Un arrêté publié au Journal officiel le mercredi 12 août 2026 instaure une aide pour l’achat ou la location d’une voiture électrique d’occasion chez un professionnel de l’automobile. La mesure entrera en vigueur le 1er septembre 2026.
Ce nouveau dispositif est financé par les certificats d’économies d’énergie (CEE), payés par les fournisseurs d’énergie. Il ne s’agit pas d’une résurrection du bonus de 1 000 euros supprimé en 2024 : l’enveloppe versée dépend cette fois des cours des CEE et de la politique commerciale de l’opérateur qui la distribue, ce qui explique une fourchette assez large selon les cas.

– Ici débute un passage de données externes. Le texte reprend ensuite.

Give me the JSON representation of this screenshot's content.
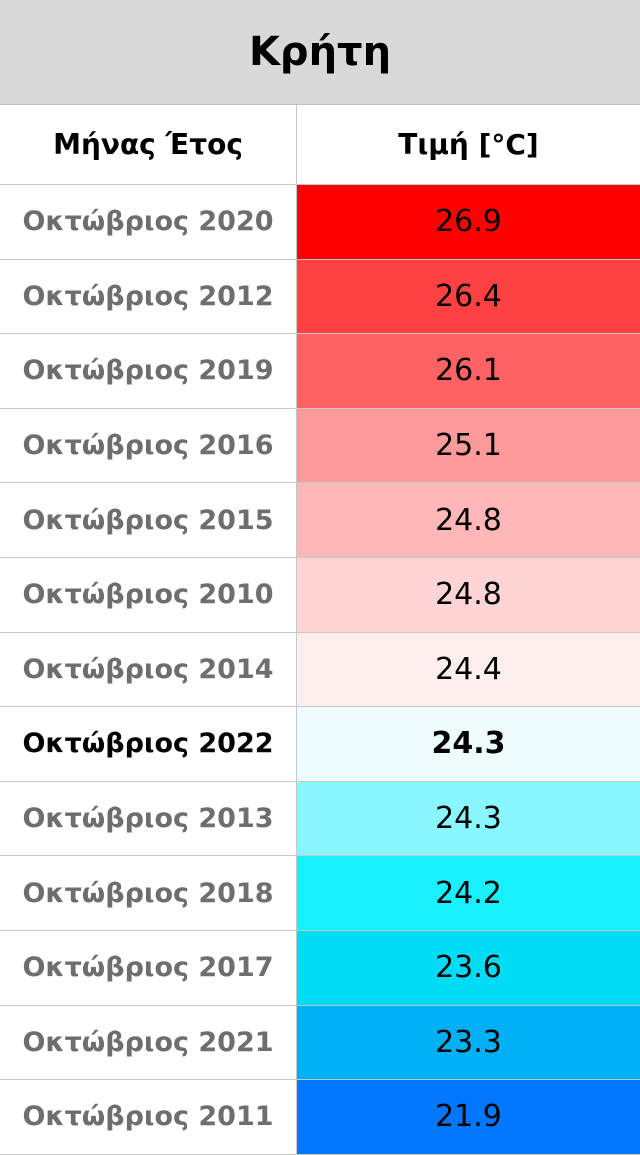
{
  "title": "Κρήτη",
  "table": {
    "header": [
      "Μήνας Έτος",
      "Τιμή [°C]"
    ],
    "rows": [
      {
        "label": "Οκτώβριος 2020",
        "value": 26.9,
        "color": "#ff0000"
      },
      {
        "label": "Οκτώβριος 2012",
        "value": 26.4,
        "color": "#ff4141"
      },
      {
        "label": "Οκτώβριος 2019",
        "value": 26.1,
        "color": "#ff6262"
      },
      {
        "label": "Οκτώβριος 2016",
        "value": 25.1,
        "color": "#ff9a9a"
      },
      {
        "label": "Οκτώβριος 2015",
        "value": 24.8,
        "color": "#ffb7b7"
      },
      {
        "label": "Οκτώβριος 2010",
        "value": 24.8,
        "color": "#ffd4d4"
      },
      {
        "label": "Οκτώβριος 2014",
        "value": 24.4,
        "color": "#ffeeee"
      },
      {
        "label": "Οκτώβριος 2022",
        "value": 24.3,
        "color": "#edfdfe",
        "bold": true
      },
      {
        "label": "Οκτώβριος 2013",
        "value": 24.3,
        "color": "#88f7ff"
      },
      {
        "label": "Οκτώβριος 2018",
        "value": 24.2,
        "color": "#17f0ff"
      },
      {
        "label": "Οκτώβριος 2017",
        "value": 23.6,
        "color": "#00dcf5"
      },
      {
        "label": "Οκτώβριος 2021",
        "value": 23.3,
        "color": "#00b0f4"
      },
      {
        "label": "Οκτώβριος 2011",
        "value": 21.9,
        "color": "#0077ff"
      }
    ]
  }
}
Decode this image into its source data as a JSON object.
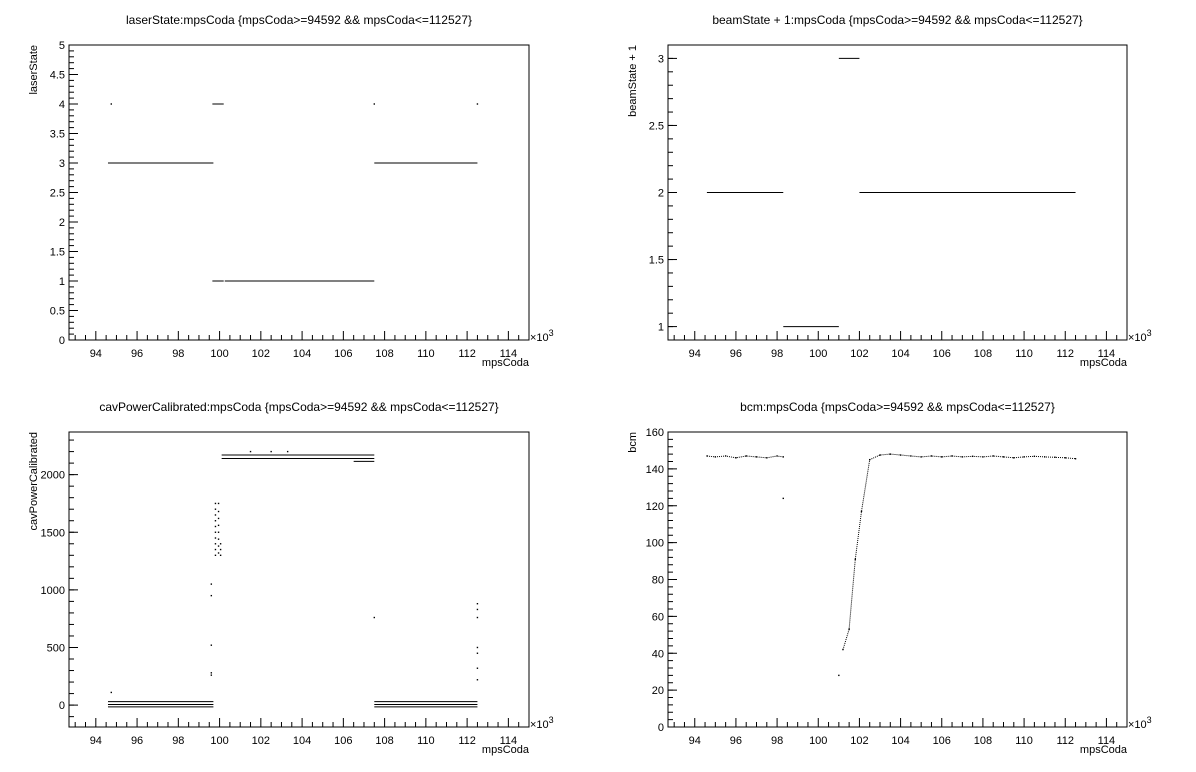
{
  "chart_data": [
    {
      "type": "scatter",
      "title": "laserState:mpsCoda {mpsCoda>=94592 && mpsCoda<=112527}",
      "xlabel": "mpsCoda",
      "ylabel": "laserState",
      "x_exponent_label": "×10",
      "x_exponent": "3",
      "xlim": [
        92.7,
        115.0
      ],
      "ylim": [
        0,
        5
      ],
      "x_ticks": [
        94,
        96,
        98,
        100,
        102,
        104,
        106,
        108,
        110,
        112,
        114
      ],
      "y_ticks": [
        "0",
        "0.5",
        "1",
        "1.5",
        "2",
        "2.5",
        "3",
        "3.5",
        "4",
        "4.5",
        "5"
      ],
      "segments": [
        {
          "x0": 94.59,
          "x1": 99.7,
          "y": 3
        },
        {
          "x0": 99.65,
          "x1": 100.2,
          "y": 1
        },
        {
          "x0": 100.25,
          "x1": 107.5,
          "y": 1
        },
        {
          "x0": 99.65,
          "x1": 100.2,
          "y": 4
        },
        {
          "x0": 107.5,
          "x1": 112.5,
          "y": 3
        }
      ],
      "points": [
        {
          "x": 94.75,
          "y": 4
        },
        {
          "x": 107.5,
          "y": 4
        },
        {
          "x": 112.5,
          "y": 4
        }
      ]
    },
    {
      "type": "scatter",
      "title": "beamState + 1:mpsCoda {mpsCoda>=94592 && mpsCoda<=112527}",
      "xlabel": "mpsCoda",
      "ylabel": "beamState + 1",
      "x_exponent_label": "×10",
      "x_exponent": "3",
      "xlim": [
        92.7,
        115.0
      ],
      "ylim": [
        0.9,
        3.1
      ],
      "x_ticks": [
        94,
        96,
        98,
        100,
        102,
        104,
        106,
        108,
        110,
        112,
        114
      ],
      "y_ticks": [
        "1",
        "1.5",
        "2",
        "2.5",
        "3"
      ],
      "segments": [
        {
          "x0": 94.59,
          "x1": 98.3,
          "y": 2
        },
        {
          "x0": 98.3,
          "x1": 101.0,
          "y": 1
        },
        {
          "x0": 101.0,
          "x1": 102.0,
          "y": 3
        },
        {
          "x0": 102.0,
          "x1": 112.5,
          "y": 2
        }
      ],
      "points": []
    },
    {
      "type": "scatter",
      "title": "cavPowerCalibrated:mpsCoda {mpsCoda>=94592 && mpsCoda<=112527}",
      "xlabel": "mpsCoda",
      "ylabel": "cavPowerCalibrated",
      "x_exponent_label": "×10",
      "x_exponent": "3",
      "xlim": [
        92.7,
        115.0
      ],
      "ylim": [
        -190,
        2370
      ],
      "x_ticks": [
        94,
        96,
        98,
        100,
        102,
        104,
        106,
        108,
        110,
        112,
        114
      ],
      "y_ticks": [
        "0",
        "500",
        "1000",
        "1500",
        "2000"
      ],
      "segments": [
        {
          "x0": 94.59,
          "x1": 99.7,
          "y": 30
        },
        {
          "x0": 94.59,
          "x1": 99.7,
          "y": 5
        },
        {
          "x0": 94.59,
          "x1": 99.7,
          "y": -15
        },
        {
          "x0": 100.1,
          "x1": 107.5,
          "y": 2170
        },
        {
          "x0": 100.1,
          "x1": 107.5,
          "y": 2140
        },
        {
          "x0": 106.5,
          "x1": 107.5,
          "y": 2115
        },
        {
          "x0": 107.5,
          "x1": 112.5,
          "y": 30
        },
        {
          "x0": 107.5,
          "x1": 112.5,
          "y": 5
        },
        {
          "x0": 107.5,
          "x1": 112.5,
          "y": -15
        }
      ],
      "points": [
        {
          "x": 94.75,
          "y": 110
        },
        {
          "x": 99.6,
          "y": 1050
        },
        {
          "x": 99.6,
          "y": 950
        },
        {
          "x": 99.6,
          "y": 520
        },
        {
          "x": 99.6,
          "y": 280
        },
        {
          "x": 99.6,
          "y": 260
        },
        {
          "x": 99.8,
          "y": 1750
        },
        {
          "x": 99.8,
          "y": 1700
        },
        {
          "x": 99.8,
          "y": 1650
        },
        {
          "x": 99.8,
          "y": 1600
        },
        {
          "x": 99.8,
          "y": 1550
        },
        {
          "x": 99.8,
          "y": 1500
        },
        {
          "x": 99.8,
          "y": 1450
        },
        {
          "x": 99.8,
          "y": 1400
        },
        {
          "x": 99.8,
          "y": 1350
        },
        {
          "x": 99.8,
          "y": 1300
        },
        {
          "x": 99.95,
          "y": 1750
        },
        {
          "x": 99.95,
          "y": 1680
        },
        {
          "x": 99.95,
          "y": 1620
        },
        {
          "x": 99.95,
          "y": 1560
        },
        {
          "x": 99.95,
          "y": 1500
        },
        {
          "x": 99.95,
          "y": 1440
        },
        {
          "x": 99.95,
          "y": 1380
        },
        {
          "x": 99.95,
          "y": 1320
        },
        {
          "x": 100.05,
          "y": 1400
        },
        {
          "x": 100.05,
          "y": 1350
        },
        {
          "x": 100.05,
          "y": 1300
        },
        {
          "x": 101.5,
          "y": 2200
        },
        {
          "x": 102.5,
          "y": 2200
        },
        {
          "x": 103.3,
          "y": 2200
        },
        {
          "x": 107.5,
          "y": 760
        },
        {
          "x": 112.5,
          "y": 880
        },
        {
          "x": 112.5,
          "y": 830
        },
        {
          "x": 112.5,
          "y": 760
        },
        {
          "x": 112.5,
          "y": 500
        },
        {
          "x": 112.5,
          "y": 450
        },
        {
          "x": 112.5,
          "y": 320
        },
        {
          "x": 112.5,
          "y": 220
        }
      ]
    },
    {
      "type": "scatter",
      "title": "bcm:mpsCoda {mpsCoda>=94592 && mpsCoda<=112527}",
      "xlabel": "mpsCoda",
      "ylabel": "bcm",
      "x_exponent_label": "×10",
      "x_exponent": "3",
      "xlim": [
        92.7,
        115.0
      ],
      "ylim": [
        0,
        160
      ],
      "x_ticks": [
        94,
        96,
        98,
        100,
        102,
        104,
        106,
        108,
        110,
        112,
        114
      ],
      "y_ticks": [
        "0",
        "20",
        "40",
        "60",
        "80",
        "100",
        "120",
        "140",
        "160"
      ],
      "segments": [],
      "points": [
        {
          "x": 94.6,
          "y": 147
        },
        {
          "x": 95.0,
          "y": 146.5
        },
        {
          "x": 95.5,
          "y": 147
        },
        {
          "x": 96.0,
          "y": 146
        },
        {
          "x": 96.5,
          "y": 147
        },
        {
          "x": 97.0,
          "y": 146.5
        },
        {
          "x": 97.5,
          "y": 146
        },
        {
          "x": 98.0,
          "y": 147
        },
        {
          "x": 98.3,
          "y": 146.5
        },
        {
          "x": 98.3,
          "y": 124
        },
        {
          "x": 101.0,
          "y": 28
        },
        {
          "x": 101.2,
          "y": 42
        },
        {
          "x": 101.5,
          "y": 53
        },
        {
          "x": 101.8,
          "y": 91
        },
        {
          "x": 102.1,
          "y": 117
        },
        {
          "x": 102.5,
          "y": 145
        },
        {
          "x": 103.0,
          "y": 147.5
        },
        {
          "x": 103.5,
          "y": 148
        },
        {
          "x": 104.0,
          "y": 147.5
        },
        {
          "x": 104.5,
          "y": 147
        },
        {
          "x": 105.0,
          "y": 146.5
        },
        {
          "x": 105.5,
          "y": 147
        },
        {
          "x": 106.0,
          "y": 146.5
        },
        {
          "x": 106.5,
          "y": 147
        },
        {
          "x": 107.0,
          "y": 146.5
        },
        {
          "x": 107.5,
          "y": 146.8
        },
        {
          "x": 108.0,
          "y": 146.5
        },
        {
          "x": 108.5,
          "y": 147
        },
        {
          "x": 109.0,
          "y": 146.5
        },
        {
          "x": 109.5,
          "y": 146
        },
        {
          "x": 110.0,
          "y": 146.5
        },
        {
          "x": 110.5,
          "y": 146.8
        },
        {
          "x": 111.0,
          "y": 146.5
        },
        {
          "x": 111.5,
          "y": 146.3
        },
        {
          "x": 112.0,
          "y": 146
        },
        {
          "x": 112.5,
          "y": 145.5
        }
      ]
    }
  ]
}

Pour le grand public, le montant tourne autour de 337 euros par véhicule, une somme que la fiche qualifie elle-même de symbolique. L’aide grimpe nettement pour les professionnels du service à la personne et de l’aide à domicile, qui peuvent toucher jusqu’à 2 360 euros, à condition que le véhicule acheté coûte moins de 25 000 euros.
Les critères d’accès sont précis. Le véhicule doit avoir été immatriculé pour la première fois en France entre le 1er janvier 2017 et le 31 décembre 2023, être vendu ou loué exclusivement par un professionnel, et rester la propriété de l’acheteur, ou le bien loué, pendant trois ans minimum, explique L’Argus.
Son prix ne doit pas dépasser 25 000 euros TTC, sa masse en ordre de marche pas excéder 1 800 kg, et sa batterie afficher un état de santé (SOH) d’au moins 80 %. Si ce SOH n’est pas mesurable, une autonomie résiduelle d’au moins 200 km constatée lors d’un essai peut suffire, mais ce critère reste secondaire par rapport au SOH.
La Renault Zoé et la MG4 en tête de liste, la Dacia Spring sous surveillance
L’Argus a passé au crible les annonces professionnelles et recensé plusieurs dizaines de modèles concernés. La Renault Zoé figure parmi les solutions les plus accessibles, avec de nombreux exemplaires à moins de 100 000 km pour moins de 10 000 euros, disponible en versions batterie de 41 kWh ou 52 kWh.
La MG4, chinoise, reste éligible malgré son exclusion du bonus écologique en neuf pour cause d’éco-score insuffisant : ses versions de 51, 64 ou 77 kWh se négocient entre 16 000 et 20 000 euros en occasion.
La Dacia Spring, présentée comme une candidate naturelle avec plus de 1 000 annonces chez les professionnels et des exemplaires à moins de 50 000 km pour moins de 10 000 euros, se heurte toutefois à des problèmes de corrosion touchant la traverse ou le carter inférieur de la batterie, susceptibles de dégrader prématurément le SOH et donc de compromettre l’accès à la prime.
Le critère de poids exclut d’office plusieurs modèles pourtant proposés sous 25 000 euros en occasion : Audi Q4 e-tron, Cupra Born, Hyundai Ioniq 5, MG Marvel R, Nissan Ariya, Skoda Enyaq, Tesla Model Y, Volkswagen ID.4 et Volvo XC40 Recharge.
D’autres restent accessibles selon leur configuration : la Tesla Model 3 en version Standard Range Plus, dotée d’une batterie de 50 kWh, et la Volkswagen ID.3 en finition Pure, avec une batterie de 48 kWh, passent sous la barre des 1,8 tonne.
Pour les amateurs de sensations, la Mini Cooper SE, qui développe 184 ch, et l’Abarth 500e, avec ses 155 ch, figurent aussi sur la liste des véhicules éligibles.
Un second arrêté, publié le même 12 août 2026, crée une aide distincte pour les taxis achetant ou louant un véhicule électrique neuf, cette fois financée elle aussi par les CEE. Le montant peut atteindre jusqu’à 5 500 euros, à condition que le véhicule et sa batterie soient fabriqués en Europe.